Aan de Voorzitter van de Tweede Kamer der Staten-Generaal
Den Haag, 22 januari 2016
Tijdens het Algemeen Overleg telecommunicatie van 2 juli 2015 heeft uw Kamer vragen
gesteld over snel internet in het buitengebied (Kamerstuk 24 095, nr. 390) betreft vragen over de planning van het onderzoek naar succes- en faalfactoren van
breedbandinitiatieven en de mogelijkheden voor het hanteren van een staffel op het
gebied van snel internet. Ook heeft uw Kamer mij via de motie van de leden Mulder
en Oosenbrug (Kamerstuk 34 300 XIII, nr. 27) gevraagd om experimenteer- en regelruimte te realiseren binnen de mededingingsregels
zodat de aanleg van snel internet versneld kan worden. Hierbij informeer ik uw Kamer
over de stand van zaken.
Onderzoek naar succes- en faalfactoren van breedbandinitiatieven
De Rijksuniversiteit Groningen (RUG) is sinds 2011 betrokken bij toegepast wetenschappelijk
onderzoek naar snel internet in buitengebieden in Nederland en Europa. In het kader
van haar onderzoek op dit terrein heb ik de RUG subsidie verleend voor het uitvoeren
van onderzoek naar succes- en faalfactoren van breedbandinitiatieven in het buitengebied.
De RUG is inmiddels gestart met het onderzoek en de planning is dat zij in juli 2016
de eerste bevindingen deelt met mijn ministerie. Na het zomerreces zal ik uw Kamer
hierover informeren.
Mogelijkheden voor een staffel en experimenteer- en regelruimte
Uw Kamer heeft mij gevraagd om de mogelijkheden te bekijken voor het hanteren voor
een zogenoemde staffel, vergelijkbaar met de Europese structuurfondsen. De Europese
gedachte achter de structuurfondsen is dat investeringen in regio’s worden gestimuleerd
om verschillen in regionale ontwikkelingsniveaus te verkleinen. Minder ontwikkelde
regio’s kunnen meer aanspraak maken op steun uit Europese structuurfondsen dan ontwikkelde
regio’s. De regionale besteding van de subsidies uit de Europese structuurfondsen
moet voldoen aan de staatssteunregels.
Voor de aanleg van snel internet heeft de Europese Commissie een specifiek staatssteunkader
vastgesteld. Het staatssteunkader kent geen staffel vergelijkbaar met de Europese
structuurfondsen. Het kader is voor alle lidstaten gelijk. Wel maakt de Europese Commissie
binnen het staatssteunkader onderscheid tussen staatssteun aan verschillende typen
gebieden (de zogenoemde witte, grijze of zwarte gebieden). In gebieden zonder snel
internet (zogenaamde witte gebieden), kan relatief laagdrempelig steun worden verleend.

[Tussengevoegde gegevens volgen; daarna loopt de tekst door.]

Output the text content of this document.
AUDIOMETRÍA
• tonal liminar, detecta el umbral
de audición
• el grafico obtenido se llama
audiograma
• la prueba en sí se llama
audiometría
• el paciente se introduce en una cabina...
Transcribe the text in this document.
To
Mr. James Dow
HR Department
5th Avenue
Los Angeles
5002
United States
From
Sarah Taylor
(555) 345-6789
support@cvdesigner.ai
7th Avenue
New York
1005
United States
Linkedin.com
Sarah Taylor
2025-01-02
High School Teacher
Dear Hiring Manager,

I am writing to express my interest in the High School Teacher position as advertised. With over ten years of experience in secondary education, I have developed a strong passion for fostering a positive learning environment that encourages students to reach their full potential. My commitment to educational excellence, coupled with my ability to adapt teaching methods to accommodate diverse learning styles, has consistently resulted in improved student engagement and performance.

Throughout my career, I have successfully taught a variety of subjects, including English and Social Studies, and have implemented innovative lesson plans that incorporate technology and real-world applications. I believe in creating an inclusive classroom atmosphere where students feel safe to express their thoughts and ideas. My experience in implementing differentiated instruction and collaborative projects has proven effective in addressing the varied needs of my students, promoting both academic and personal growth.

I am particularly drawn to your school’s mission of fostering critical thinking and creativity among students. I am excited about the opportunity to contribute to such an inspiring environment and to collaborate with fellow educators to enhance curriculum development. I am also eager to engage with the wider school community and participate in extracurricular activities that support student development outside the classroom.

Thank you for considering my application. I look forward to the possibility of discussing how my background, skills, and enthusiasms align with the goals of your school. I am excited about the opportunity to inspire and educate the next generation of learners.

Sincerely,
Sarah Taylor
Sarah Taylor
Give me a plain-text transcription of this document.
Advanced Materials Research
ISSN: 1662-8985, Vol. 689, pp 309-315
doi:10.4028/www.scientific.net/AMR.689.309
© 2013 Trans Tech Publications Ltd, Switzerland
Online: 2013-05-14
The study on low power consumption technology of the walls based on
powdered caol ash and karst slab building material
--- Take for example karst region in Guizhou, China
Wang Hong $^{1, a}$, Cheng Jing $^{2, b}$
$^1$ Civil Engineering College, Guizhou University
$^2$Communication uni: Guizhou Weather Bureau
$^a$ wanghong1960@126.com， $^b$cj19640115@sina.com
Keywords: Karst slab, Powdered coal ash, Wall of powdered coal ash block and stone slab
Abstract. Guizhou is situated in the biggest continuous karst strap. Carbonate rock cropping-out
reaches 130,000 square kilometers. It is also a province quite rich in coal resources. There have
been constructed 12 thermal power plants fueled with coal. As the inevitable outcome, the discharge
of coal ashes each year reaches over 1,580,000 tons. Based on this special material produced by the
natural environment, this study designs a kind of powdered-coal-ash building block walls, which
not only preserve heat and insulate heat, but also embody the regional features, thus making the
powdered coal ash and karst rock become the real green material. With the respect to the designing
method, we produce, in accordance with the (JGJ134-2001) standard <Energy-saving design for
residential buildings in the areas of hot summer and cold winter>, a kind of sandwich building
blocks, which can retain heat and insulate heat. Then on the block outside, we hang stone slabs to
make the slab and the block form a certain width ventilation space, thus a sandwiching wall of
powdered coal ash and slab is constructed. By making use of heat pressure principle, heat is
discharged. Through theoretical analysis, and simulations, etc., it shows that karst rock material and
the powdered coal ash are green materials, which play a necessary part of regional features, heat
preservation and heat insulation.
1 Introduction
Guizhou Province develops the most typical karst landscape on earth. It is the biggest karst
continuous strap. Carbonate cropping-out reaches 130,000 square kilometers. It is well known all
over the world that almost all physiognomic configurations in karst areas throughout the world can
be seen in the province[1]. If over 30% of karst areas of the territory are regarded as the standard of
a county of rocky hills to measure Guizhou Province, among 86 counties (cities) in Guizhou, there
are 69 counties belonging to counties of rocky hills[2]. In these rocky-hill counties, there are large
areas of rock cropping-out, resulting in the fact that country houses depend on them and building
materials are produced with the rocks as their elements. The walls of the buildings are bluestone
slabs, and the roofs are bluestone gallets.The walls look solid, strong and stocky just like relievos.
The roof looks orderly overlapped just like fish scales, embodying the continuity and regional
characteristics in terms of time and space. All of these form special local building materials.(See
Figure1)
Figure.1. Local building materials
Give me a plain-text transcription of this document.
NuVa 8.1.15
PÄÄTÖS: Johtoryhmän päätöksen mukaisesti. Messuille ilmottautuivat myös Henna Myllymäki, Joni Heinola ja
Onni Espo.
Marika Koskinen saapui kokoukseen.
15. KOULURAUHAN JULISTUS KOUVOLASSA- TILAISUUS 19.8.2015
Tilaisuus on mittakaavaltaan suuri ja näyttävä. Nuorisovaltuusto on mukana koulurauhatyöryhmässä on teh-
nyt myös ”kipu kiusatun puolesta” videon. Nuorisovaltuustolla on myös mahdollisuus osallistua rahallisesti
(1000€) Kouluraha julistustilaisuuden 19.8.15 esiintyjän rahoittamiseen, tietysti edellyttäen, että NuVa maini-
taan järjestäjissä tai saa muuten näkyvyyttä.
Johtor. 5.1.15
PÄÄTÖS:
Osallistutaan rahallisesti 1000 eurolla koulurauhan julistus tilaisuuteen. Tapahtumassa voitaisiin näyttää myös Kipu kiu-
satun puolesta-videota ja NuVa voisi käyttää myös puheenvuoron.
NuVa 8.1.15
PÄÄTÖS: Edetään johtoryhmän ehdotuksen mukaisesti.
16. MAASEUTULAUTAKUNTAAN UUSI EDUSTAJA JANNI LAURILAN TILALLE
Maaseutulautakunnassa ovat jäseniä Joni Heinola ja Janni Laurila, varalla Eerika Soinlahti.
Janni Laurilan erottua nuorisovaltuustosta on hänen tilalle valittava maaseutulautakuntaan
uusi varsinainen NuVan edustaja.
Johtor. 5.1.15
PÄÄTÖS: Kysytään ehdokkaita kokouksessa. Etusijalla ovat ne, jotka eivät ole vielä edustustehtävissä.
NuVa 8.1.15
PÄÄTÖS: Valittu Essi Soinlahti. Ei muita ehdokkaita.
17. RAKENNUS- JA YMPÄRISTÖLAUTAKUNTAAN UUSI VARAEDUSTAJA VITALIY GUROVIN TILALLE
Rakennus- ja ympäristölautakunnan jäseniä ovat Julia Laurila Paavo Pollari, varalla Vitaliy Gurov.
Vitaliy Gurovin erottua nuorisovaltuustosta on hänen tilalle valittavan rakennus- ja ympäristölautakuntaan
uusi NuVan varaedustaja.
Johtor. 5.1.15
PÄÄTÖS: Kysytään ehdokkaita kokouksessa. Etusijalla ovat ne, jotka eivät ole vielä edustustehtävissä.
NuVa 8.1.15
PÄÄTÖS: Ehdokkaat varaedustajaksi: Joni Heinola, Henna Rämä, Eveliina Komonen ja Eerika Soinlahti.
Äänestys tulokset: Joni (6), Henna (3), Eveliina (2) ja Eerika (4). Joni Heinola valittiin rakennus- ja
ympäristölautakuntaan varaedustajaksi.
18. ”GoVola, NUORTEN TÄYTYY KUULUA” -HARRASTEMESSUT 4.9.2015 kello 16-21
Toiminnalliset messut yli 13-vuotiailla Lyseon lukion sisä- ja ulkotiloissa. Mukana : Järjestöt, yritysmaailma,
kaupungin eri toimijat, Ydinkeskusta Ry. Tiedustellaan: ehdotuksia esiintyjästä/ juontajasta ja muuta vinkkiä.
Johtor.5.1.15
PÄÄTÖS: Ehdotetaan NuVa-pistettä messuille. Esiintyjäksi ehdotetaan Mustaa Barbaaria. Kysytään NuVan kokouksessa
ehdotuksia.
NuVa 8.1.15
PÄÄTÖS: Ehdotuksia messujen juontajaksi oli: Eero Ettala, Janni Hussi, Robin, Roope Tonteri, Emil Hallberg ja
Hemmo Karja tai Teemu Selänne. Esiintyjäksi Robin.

In deze gebieden kan ook, wanneer aan de voorwaarden in de Algemene groepsvrijstellingsverordening
wordt voldaan, steun worden gegeven zonder goedkeuring vooraf door de Europese Commissie.
In haar beschikkingenpraktijk legt de Europese Commissie op dit moment de grens voor
snel internet op een snelheid van 30 Mbps.
Dat betekent niet dat er geen ruimte is voor steun aan gebieden waar wel snel internet
is. Bij gebieden waar één netwerk ligt waarmee internet met een snelheid van minimaal
30 Mbps mogelijk is (zogenoemde grijze gebieden), stelt de Europese Commissie meer
eisen om vast te kunnen stellen of de staatssteun noodzakelijk en niet onevenredig
marktverstorend is. Er is in die gevallen ook vooraf goedkeuring van de Europese Commissie
nodig. De Europese Commissie beoordeelt dan bijvoorbeeld of een zodanig grote sprong
voorwaarts wordt gemaakt met het nieuwe netwerk, dat dit overheidssteun rechtvaardigt.
Inzicht in mogelijkheden voor steun in grijze gebieden kan het best gegeven worden
als een decentrale overheid een concreet voorstel heeft dat voorgelegd kan worden
aan de Europese Commissie. Ik ben bereid om met overheden mee te denken over de onderbouwing
van een dergelijk voorstel. Daarnaast ben ik bereid om samen met mijn ambtgenoot van
Binnenlandse Zaken en Koninkrijksrelaties in gesprekken met de Europese Commissie
over concrete Nederlandse breedbandinitiatieven, maximale ruimte te vragen voor snel
internet in buitengebieden binnen de mogelijkheden van het staatssteunkader. Met deze
inzet geef ik invulling aan de motie van de leden Mulder en Oosenbrug (Kamerstuk 34 300 XIII, nr. 27). Ik merk daarbij wel op dat ook voor mij belangrijk is dat door overheidsfinanciering
voor snel internet in de buitengebieden geen verstoring van de mededinging optreedt.
Tot slot heeft de Minister voor Wonen en Rijksdienst toegezegd uw Kamer een afschrift
te sturen van het antwoord op de brief van de stichting Werkorganisatie Vereniging
Kleine Kernen Gelderland en de Federatie voor Dorpshuizen in Gelderland (VKK-FDG)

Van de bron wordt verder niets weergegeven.